Will lost all sense of time. He only knew they waltzed among the glowing lanterns and fireflies in the scented night...and he wanted to be with her forever. But Julia faded from his arms. He couldn’t hold onto her any more than he could have the moonbeams that silvered her face.
Aching to restore her, he awoke in the ridiculously frilly bedroom bewildered. The lilting waltz still echoed in his mind. That had only been a dream. And yet, was it possible he had once danced with her like that?
Two hundred years ago, he reminded himself. He must be losing his sanity along with Julia. Even if he were, it had been a wonderful flight of fancy. Maybe reality wasn’t all it was cracked up to be.
A voice booming up the steps disrupted his drowsy thoughts. “You’d better get your pretty-boy ass down here, Wentworth, and see what we’ve found!”
Lyle bellowing in typically crude form.
Will shot a glance at the clock. Damn. He’d overslept. “What are you yelling about?” he shouted, leaping up from bed and pulling on last night’s jeans over his boxers.
“We’ve turned up a bloody skeleton digging for the wall! Looks like a bloke. Right off, I’d say he was murdered!”
“What the—” Reeling in shock, Will stuck his head and arms through a T-shirt as he tore out the bedroom door. “When was he killed?”
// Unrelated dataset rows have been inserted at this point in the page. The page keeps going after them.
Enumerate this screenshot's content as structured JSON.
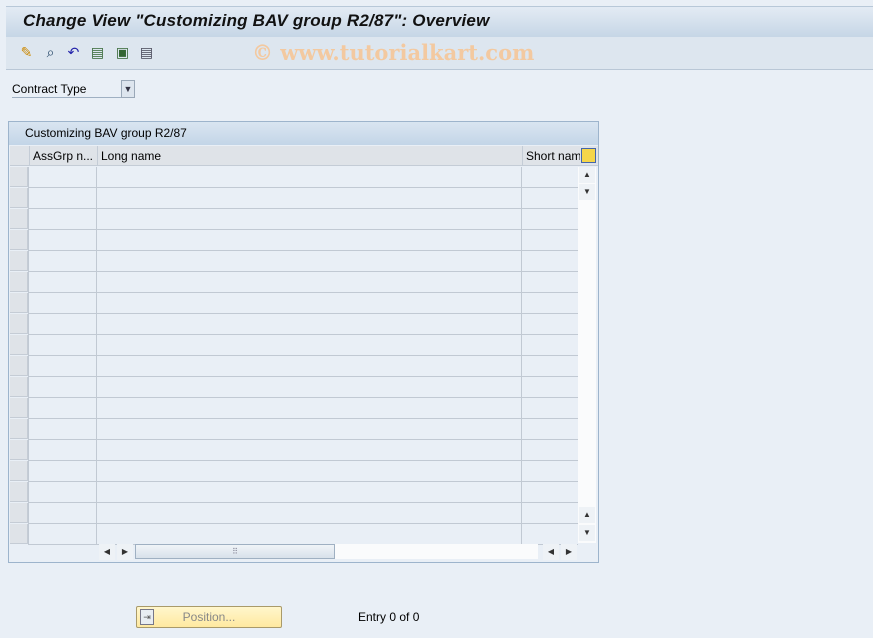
{
  "title": "Change View \"Customizing BAV group R2/87\": Overview",
  "watermark": "© www.tutorialkart.com",
  "toolbar": {
    "icons": [
      "display-change-icon",
      "select-icon",
      "undo-icon",
      "select-all-icon",
      "select-block-icon",
      "deselect-all-icon"
    ]
  },
  "filter": {
    "label": "Contract Type"
  },
  "table": {
    "title": "Customizing BAV group R2/87",
    "columns": [
      "AssGrp n...",
      "Long name",
      "Short nam"
    ],
    "row_count": 18,
    "rows": []
  },
  "footer": {
    "position_label": "Position...",
    "entry_text": "Entry 0 of 0"
  },
  "colors": {
    "title_bg": "#c6d6e6",
    "button_bg": "#ffe9a0",
    "background": "#e9eff6"
  }
}
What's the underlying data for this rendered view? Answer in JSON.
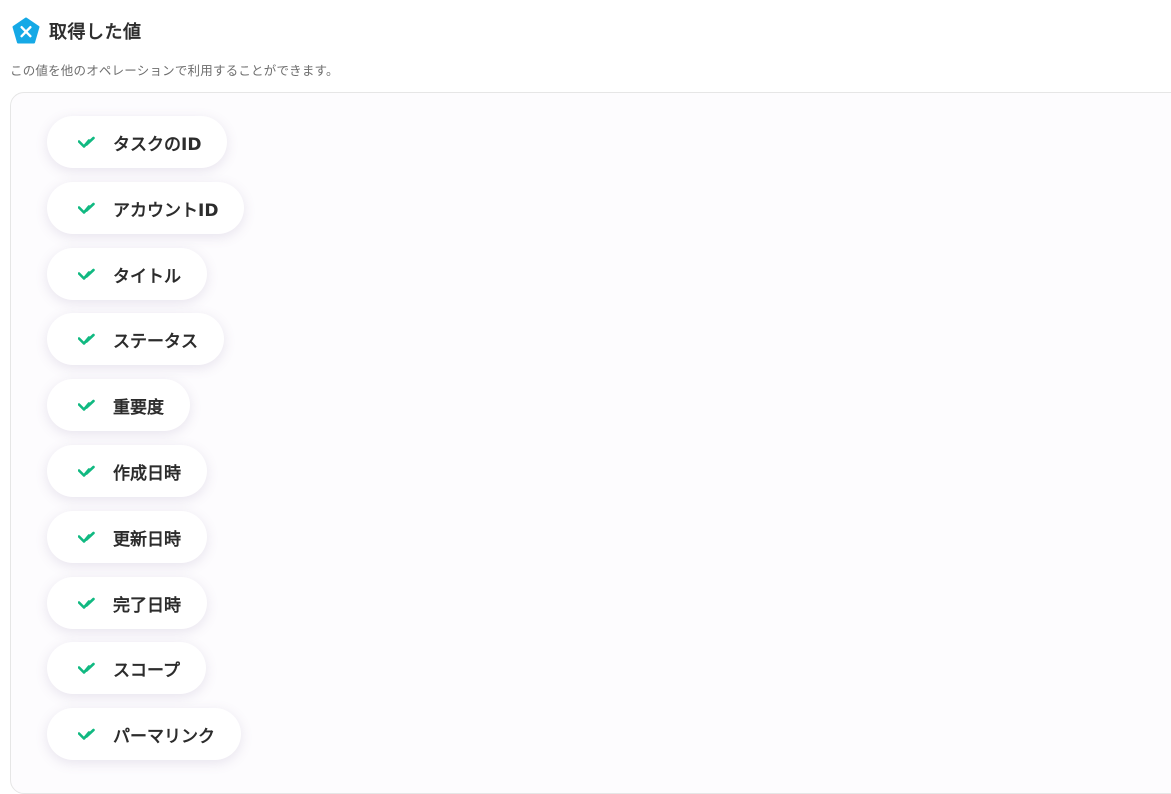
{
  "header": {
    "title": "取得した値",
    "logo_icon": "x-pentagon-logo-icon",
    "accent_color": "#15a9e6"
  },
  "subtitle": "この値を他のオペレーションで利用することができます。",
  "values": {
    "check_color": "#10b981",
    "items": [
      {
        "label": "タスクのID"
      },
      {
        "label": "アカウントID"
      },
      {
        "label": "タイトル"
      },
      {
        "label": "ステータス"
      },
      {
        "label": "重要度"
      },
      {
        "label": "作成日時"
      },
      {
        "label": "更新日時"
      },
      {
        "label": "完了日時"
      },
      {
        "label": "スコープ"
      },
      {
        "label": "パーマリンク"
      }
    ]
  }
}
“A hell of a long time ago! You missing any ancestors?”
****
Puffy-eyed and late for work, Julia stepped from her quarters, a steaming mug in one hand and blueberry muffin in the other. She didn’t feel much like breakfast, and ached to her innermost being from wounding Will last evening. She felt equally pained in return. She’d tried to apologize, hadn’t she, even though she’d felt betrayed? She wanted to shout at him for striding away and hold him close at the same time, but her empty stomach growled. If she didn’t eat, she’d grow light-headed.